About 200 million Americans, nearly two-thirds of the population, drink water containing fluoride to fight tooth decay. That could be changed by a case now on trial in a San Francisco federal court.

Consumer groups including Food and Water Watch, the Fluoride Action Network and Moms Against Fluoridation contend recent studies show that when pregnant women drink fluoridated water, their children are significantly more likely than others to suffer neurological damage, including reduced IQs and attention deficit hyperactivity disorder. Fluoridated toothpaste, the groups maintain, provides all of the benefits and none of the risks.

The trial could lead to “a historic shift in how we go about using and regulating fluoride,” attorney Michael Connett said Monday after the first day of testimony before US District Judge Edward Chen, who is hearing the case without a jury. He said the evidence was comparable to discoveries in the 1970s that led the Environmental Protection Agency to phase out the use of leaded gasoline.

The EPA, whose approval of fluoride in drinking water is challenged in the case, says there is no evidence the chemical has harmed children or their mothers. The agency notes that most health agencies around the world agree with the US Centers for Disease Control and Prevention that fluoridated water is safe and healthy.

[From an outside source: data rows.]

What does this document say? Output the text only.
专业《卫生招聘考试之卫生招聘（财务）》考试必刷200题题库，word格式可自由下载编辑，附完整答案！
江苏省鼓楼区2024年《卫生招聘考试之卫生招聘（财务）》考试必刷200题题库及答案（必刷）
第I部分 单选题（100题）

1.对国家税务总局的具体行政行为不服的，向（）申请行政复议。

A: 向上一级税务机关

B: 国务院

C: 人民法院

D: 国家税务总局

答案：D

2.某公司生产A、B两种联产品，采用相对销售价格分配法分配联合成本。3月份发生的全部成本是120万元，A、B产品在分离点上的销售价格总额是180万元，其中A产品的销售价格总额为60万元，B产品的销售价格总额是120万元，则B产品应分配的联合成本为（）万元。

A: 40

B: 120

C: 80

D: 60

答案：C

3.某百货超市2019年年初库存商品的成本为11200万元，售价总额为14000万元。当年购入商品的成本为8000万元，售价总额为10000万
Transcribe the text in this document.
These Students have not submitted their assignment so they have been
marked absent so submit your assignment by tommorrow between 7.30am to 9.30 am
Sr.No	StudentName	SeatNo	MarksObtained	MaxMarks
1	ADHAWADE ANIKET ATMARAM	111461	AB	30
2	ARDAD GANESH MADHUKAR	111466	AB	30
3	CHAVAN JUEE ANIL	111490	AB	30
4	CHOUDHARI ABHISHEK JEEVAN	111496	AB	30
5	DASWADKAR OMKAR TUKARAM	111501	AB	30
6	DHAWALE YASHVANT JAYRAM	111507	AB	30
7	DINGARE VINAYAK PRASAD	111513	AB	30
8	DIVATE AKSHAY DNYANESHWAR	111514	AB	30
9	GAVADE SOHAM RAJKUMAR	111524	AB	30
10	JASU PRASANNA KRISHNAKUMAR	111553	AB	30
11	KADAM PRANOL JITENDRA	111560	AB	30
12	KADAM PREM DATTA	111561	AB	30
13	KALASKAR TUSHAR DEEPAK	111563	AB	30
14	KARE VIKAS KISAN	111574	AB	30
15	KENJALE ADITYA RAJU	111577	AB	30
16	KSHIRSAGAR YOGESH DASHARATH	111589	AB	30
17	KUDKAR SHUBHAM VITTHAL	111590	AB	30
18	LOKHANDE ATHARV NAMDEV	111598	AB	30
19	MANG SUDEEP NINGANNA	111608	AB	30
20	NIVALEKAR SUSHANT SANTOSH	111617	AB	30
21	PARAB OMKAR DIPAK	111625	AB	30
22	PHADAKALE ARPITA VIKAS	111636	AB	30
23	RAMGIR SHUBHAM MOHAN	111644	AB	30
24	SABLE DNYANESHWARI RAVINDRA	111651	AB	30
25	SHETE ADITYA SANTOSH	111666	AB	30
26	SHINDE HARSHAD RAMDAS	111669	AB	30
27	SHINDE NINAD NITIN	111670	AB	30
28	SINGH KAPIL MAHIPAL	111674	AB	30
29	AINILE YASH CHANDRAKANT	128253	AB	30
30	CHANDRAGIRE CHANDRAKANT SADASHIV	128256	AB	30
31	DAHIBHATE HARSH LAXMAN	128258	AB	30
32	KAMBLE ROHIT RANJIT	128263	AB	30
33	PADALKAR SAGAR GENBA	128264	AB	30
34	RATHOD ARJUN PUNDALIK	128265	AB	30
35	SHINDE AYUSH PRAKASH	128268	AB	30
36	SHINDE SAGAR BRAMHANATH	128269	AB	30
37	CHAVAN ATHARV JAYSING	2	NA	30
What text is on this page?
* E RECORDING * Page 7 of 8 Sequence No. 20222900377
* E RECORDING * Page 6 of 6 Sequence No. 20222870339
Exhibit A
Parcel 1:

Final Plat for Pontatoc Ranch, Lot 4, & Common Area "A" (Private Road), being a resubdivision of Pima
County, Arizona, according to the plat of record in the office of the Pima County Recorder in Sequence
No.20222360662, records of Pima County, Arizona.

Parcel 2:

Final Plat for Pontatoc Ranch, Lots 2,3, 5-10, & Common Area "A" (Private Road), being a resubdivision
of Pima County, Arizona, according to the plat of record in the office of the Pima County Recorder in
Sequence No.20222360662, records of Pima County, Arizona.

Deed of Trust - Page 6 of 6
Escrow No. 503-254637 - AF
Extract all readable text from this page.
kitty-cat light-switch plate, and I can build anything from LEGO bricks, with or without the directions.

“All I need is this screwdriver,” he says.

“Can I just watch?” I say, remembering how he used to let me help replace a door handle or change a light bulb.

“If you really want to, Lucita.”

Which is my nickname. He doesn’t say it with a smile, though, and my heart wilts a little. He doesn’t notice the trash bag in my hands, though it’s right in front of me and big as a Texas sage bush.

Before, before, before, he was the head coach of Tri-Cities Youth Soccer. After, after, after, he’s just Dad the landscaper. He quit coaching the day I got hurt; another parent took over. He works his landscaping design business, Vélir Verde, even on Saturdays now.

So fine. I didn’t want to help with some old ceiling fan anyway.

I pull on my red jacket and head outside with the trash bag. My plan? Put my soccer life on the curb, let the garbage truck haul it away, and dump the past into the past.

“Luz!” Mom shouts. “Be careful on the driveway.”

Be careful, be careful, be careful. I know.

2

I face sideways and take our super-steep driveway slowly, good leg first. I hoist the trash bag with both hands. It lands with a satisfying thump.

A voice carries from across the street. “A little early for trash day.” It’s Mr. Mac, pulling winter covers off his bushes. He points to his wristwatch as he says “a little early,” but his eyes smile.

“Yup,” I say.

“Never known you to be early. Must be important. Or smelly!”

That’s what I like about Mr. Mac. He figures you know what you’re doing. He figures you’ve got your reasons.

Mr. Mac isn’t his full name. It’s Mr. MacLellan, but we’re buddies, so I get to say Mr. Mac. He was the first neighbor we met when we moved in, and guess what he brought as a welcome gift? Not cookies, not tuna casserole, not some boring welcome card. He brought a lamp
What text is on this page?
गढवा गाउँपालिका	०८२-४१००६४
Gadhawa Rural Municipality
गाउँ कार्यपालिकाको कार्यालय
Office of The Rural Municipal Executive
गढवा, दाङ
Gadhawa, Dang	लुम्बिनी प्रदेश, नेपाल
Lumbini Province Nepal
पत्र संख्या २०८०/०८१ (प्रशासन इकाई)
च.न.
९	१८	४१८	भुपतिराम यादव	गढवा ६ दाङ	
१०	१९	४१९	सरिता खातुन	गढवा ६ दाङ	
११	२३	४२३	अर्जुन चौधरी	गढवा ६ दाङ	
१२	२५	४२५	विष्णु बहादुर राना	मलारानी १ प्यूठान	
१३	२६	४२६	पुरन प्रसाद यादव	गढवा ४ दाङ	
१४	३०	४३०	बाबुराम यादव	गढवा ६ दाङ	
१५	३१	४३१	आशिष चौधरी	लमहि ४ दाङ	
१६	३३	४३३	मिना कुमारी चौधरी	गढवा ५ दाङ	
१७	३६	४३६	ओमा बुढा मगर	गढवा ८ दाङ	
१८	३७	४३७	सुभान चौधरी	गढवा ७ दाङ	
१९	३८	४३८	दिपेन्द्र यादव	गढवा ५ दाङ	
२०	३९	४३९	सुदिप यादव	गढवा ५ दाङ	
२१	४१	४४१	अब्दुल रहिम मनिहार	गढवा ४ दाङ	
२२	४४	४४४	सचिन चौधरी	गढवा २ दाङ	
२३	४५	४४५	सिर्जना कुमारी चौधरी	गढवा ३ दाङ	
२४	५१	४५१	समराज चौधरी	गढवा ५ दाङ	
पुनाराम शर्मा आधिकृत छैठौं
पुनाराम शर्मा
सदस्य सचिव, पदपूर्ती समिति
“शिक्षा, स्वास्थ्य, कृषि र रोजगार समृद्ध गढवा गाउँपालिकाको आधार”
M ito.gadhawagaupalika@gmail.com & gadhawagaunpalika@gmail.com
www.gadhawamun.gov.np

The US first allowed fluoride to be added to drinking water in the mid-1940s, and it is now used in most water systems that serve substantial populations. Connett said hundreds of communities have banned it — notably Portland, Ore., whose voters have refused to authorize fluoridation in four separate votes between 1956 and 2013. But it is required by California law for water systems serving 10,000 or more customers.

The suit was filed under a 1976 federal law, the Toxic Substances Control Act, which allows citizen groups to petition the EPA to reconsider its previous approval of a chemical. The consumer groups presented their petition to the EPA in November 2016 and went to court after the agency turned them down in February 2017. Connett said it is apparently the first such case to go to trial since 1976.

Chen has refused to dismiss the suit, finding factual disputes about the benefits and risks of fluoride, and also denied the EPA’s request to limit evidence to the administrative record before the agency.

That has allowed the plaintiffs to introduce additional evidence, including recent studies funded by the US National Institutes of Health on conditions of children in Canada and Mexico. Connett said the studies found “significant associations” between early-life exposure to fluoridated water and reduced intelligence or ADHD behavior.

The judge also rejected the EPA’s attempt to introduce evidence at the first phase of the trial to show that the benefits of fluoride outweigh any health risks. After the first phase, scheduled through next week, Chen will decide whether fluoride poses an unreasonable risk in drinking water. If so, he would order the EPA to begin rule-making proceedings to eliminate that risk, proceedings that would be debated in a second phase of the trial.